Former Taoiseach Bertie Ahern has said he does not blame people for taking 'some satisfaction' out of the political instability in Britain.
He was speaking as Liz Truss announced her resignation as UK prime minister after just 44 days in the role.
Penny Mordaunt has become the first MP there to enter the race to replace her, with former finance minister Rishi Sunak also seen as a favourite.
Speculation is mounting that former prime minister Boris Johnson could take another shot at the country's top job too.
Mr Ahern told The Hard Shoulder it is in Ireland's interest to see a functioning British government.
"I don't blame people for taking some satisfaction out of watching what's going on," he said.
"We have to be mindful of the importance of the British economy to us.
"A lot of our people are over there; we do a huge amount of financial insurance, aviation, business, not to mind our food sector... so many sectors.
"The stability and the strength of the British economy is a huge knock-on effect to employment here, and to our ability to run a good economy.
"While people can take a bit of craic out of it, I understand, but we have to be mindful that we need to see a functioning government."
'Winner takes all'
He said the next leader of the UK has to be the best person for the job, and he does not believe this is Boris Johnson.

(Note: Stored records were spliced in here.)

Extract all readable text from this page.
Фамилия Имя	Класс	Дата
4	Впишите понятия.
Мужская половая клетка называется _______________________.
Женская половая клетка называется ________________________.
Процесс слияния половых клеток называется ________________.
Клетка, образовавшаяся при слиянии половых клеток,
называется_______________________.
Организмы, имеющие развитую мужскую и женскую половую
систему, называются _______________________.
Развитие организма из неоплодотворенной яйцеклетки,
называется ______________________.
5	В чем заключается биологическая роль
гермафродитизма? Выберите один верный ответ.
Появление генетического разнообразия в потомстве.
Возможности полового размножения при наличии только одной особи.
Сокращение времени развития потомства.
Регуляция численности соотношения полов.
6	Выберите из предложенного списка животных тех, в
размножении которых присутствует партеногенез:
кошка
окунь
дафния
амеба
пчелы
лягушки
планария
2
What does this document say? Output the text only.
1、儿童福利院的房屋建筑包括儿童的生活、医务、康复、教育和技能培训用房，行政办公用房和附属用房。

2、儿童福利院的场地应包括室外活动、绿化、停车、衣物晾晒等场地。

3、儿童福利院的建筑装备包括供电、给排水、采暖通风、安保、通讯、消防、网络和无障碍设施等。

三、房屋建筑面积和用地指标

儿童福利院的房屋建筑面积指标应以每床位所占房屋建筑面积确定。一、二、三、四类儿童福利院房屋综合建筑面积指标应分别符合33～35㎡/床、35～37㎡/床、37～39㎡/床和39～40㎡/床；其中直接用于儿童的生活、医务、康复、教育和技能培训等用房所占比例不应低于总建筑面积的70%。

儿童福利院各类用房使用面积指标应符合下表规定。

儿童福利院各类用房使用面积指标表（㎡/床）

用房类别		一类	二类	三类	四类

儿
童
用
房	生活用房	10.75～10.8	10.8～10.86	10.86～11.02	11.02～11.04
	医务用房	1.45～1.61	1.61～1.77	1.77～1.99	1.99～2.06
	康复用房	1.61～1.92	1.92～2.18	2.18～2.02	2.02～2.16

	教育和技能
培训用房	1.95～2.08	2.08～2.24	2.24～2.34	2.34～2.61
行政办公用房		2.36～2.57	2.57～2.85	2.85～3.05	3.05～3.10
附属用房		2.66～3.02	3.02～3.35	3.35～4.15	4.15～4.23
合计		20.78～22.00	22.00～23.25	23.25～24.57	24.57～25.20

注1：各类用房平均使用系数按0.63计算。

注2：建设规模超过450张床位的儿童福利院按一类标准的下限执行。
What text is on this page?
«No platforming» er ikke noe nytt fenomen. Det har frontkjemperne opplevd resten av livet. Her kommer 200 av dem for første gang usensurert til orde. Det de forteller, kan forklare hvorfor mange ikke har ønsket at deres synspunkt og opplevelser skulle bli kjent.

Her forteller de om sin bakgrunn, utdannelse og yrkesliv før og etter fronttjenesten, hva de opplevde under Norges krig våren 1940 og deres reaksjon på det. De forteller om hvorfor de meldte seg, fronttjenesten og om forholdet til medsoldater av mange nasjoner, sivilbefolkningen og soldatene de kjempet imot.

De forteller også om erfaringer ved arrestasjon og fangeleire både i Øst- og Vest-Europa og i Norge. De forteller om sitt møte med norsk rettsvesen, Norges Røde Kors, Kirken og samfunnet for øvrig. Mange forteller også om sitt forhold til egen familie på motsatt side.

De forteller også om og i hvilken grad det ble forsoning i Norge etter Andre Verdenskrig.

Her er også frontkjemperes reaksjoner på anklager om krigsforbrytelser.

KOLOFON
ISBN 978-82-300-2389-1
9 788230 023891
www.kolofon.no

"I assume they'll want to see this put to bed as quickly as possible, and they'll want to not put it to bed just to have more problems," he said.
"I think in any political strategy that a big party, and a famous party like the Tories, would be to get it right this time and get stability for two years.
"They have to get a new leader in place, and presumably they'll probably leave the chancellor where he is, and they'll probably re-shuffle again.
"Each time that they've changed since Theresa May has left, it has been 'winner takes all'; and the winner has put into all of the key positions the people who supported them regardless of their capacity or capabilities for senior office.
"That has created enormous difficulties for them.
"I think whoever comes in, whether it is Rishi [Sunak] or Penny [Mordaunt] - I can't see Boris, but you never know - that they put together a team that's going to be there for two years and try and get stability.
"Stability seems to be the name of the game, and they should be putting their best people in," he added.